What is Embryo Freezing/ Sperm Freezing/ Cryopreservation?


It is the procedure where sperms, eggs or embryos are preserved by cooling to low sub zero temperatures such as -196 degrees C. At such low temperature, any biological activity including biochemical reactions are effectively stopped.


Advantages / Use of cryopreservation


Embryos:


This procedure gives patients the option of having excess embryos frozen, to be used in future cycles. During IVF treatment, a maximum of three embryos can be transferred to the uterus in any one cycle. As modern methods of stimulation often result in more than three eggs being collected during a cycle, there may be excess embryos available following treatment.

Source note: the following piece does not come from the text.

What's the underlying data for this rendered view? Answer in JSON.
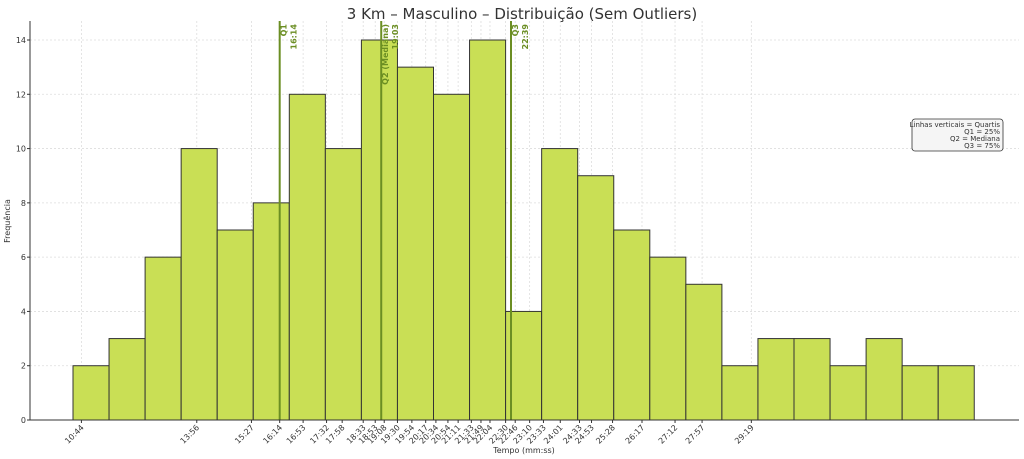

  • Reducing the risk of multiple pregnancy by transferring fewer embryos in the fresh cycle and cryopreservation of supernumerary embryos.
  • Increasing cumulative pregnancy rate by using cryopreserved embryos in thaw cycles.
  • Since cryopreservation cycles do not require ovarian stimulation and ovum pick up, the treatment is significantly cheaper.
  • In patients at a risk of developing Ovarian HyperStimulation Syndrome (OHSS), a complication which develops when a large number of eggs are produced, all the embryos are cryopreserved to reduce the risk and severity of OHSS.
  • Incase of poor endometrial development and receptivity, as can be deduced using ultrasound scanning, all embryos will be cryopreserved. These embryos can then be transferred later after appropriate treatment.

Sperms:

  • When the husband is not available at the time of infertility treatment [staying abroad or travelling elsewhere].
  • When the husband is worried that he may not be able to produce a semen sample on the required day due to anxiety/stress.
  • When the sperm count fluctuates very much.
  • In men suffering from malignancies requiring chemotherapy or radiation which will affect sperm production.


Steps of Cryopreservation:


Only embryos of suitable quality, that are likely to survive the freeze-thaw process, are selected for freezing. The main principle of cryopreservation, for embryos, is to reduce damage caused by intracellular ice formation. Cells therefore, should undergo dehydration i.e. loose water. This is partially achieved by the addition of cryoprotectants which due to their higher molecular weight and osmolarity make cells to loose water.



Two basic techniques have been developed:

  • Controlled slow-rate cooling protocol in which lesser concentration of cryoprotectants is used and cooling is performed at a very slow-rate to avoid damage to the embryos.
  • An alternative method is a ultra-rapid protocol called Vitrification in which a very high concentration of cryoprotectants is used and embryos are frozen directly in liquid Nitrogen.  The chance of an embryo surviving a freeze and thaw is approximately 60 per cent.

 
Frozen embryos may be kept in storage for a maximum period of five years routinely. In some specific circumstances these may be stored for ten years or occasionally more.

  • Embryos are loaded with cryoprotectant into straws labeled with Patient's ID, Patient's name and number of embryos frozen .
  • Straws are sealed and transferred to a programmable biological freezer which is used to achieve a controlled slow rate of cooling.
  • During cooling, cells dehydrate and as the temperature is reduced more ice forms and water is removed gradually from the cells.
  • Slow cooling is continued to approx -35 degrees C, at which point embryos are rapidly cooled by plunging them in liquid nitrogen.
  • Embryos are kept in storage tanks of liquid nitrogen until thawing is performed. 

Steps In A Frozen Thaw Embryo Transfer Cycle


Embryos that have been frozen can be transferred at a later stage in 2 ways.


Natural Cycle :

This is possible in women who ovulate regularly. The cycle is monitored with sonography to determine the exact day of ovulation. Embryos are transferred 2 or 3 days after ovulation. No drugs are needed in this.


Artificial Cycle

This is helpful in women who do not ovulate regularly or when embryo transfer is to be programmed. The patient is given tablets from the 2nd day of periods for endometrial development. When the endometrial thickness becomes > 8mm, progesterone is added and embryo transfer carried out 2 or 3 days later.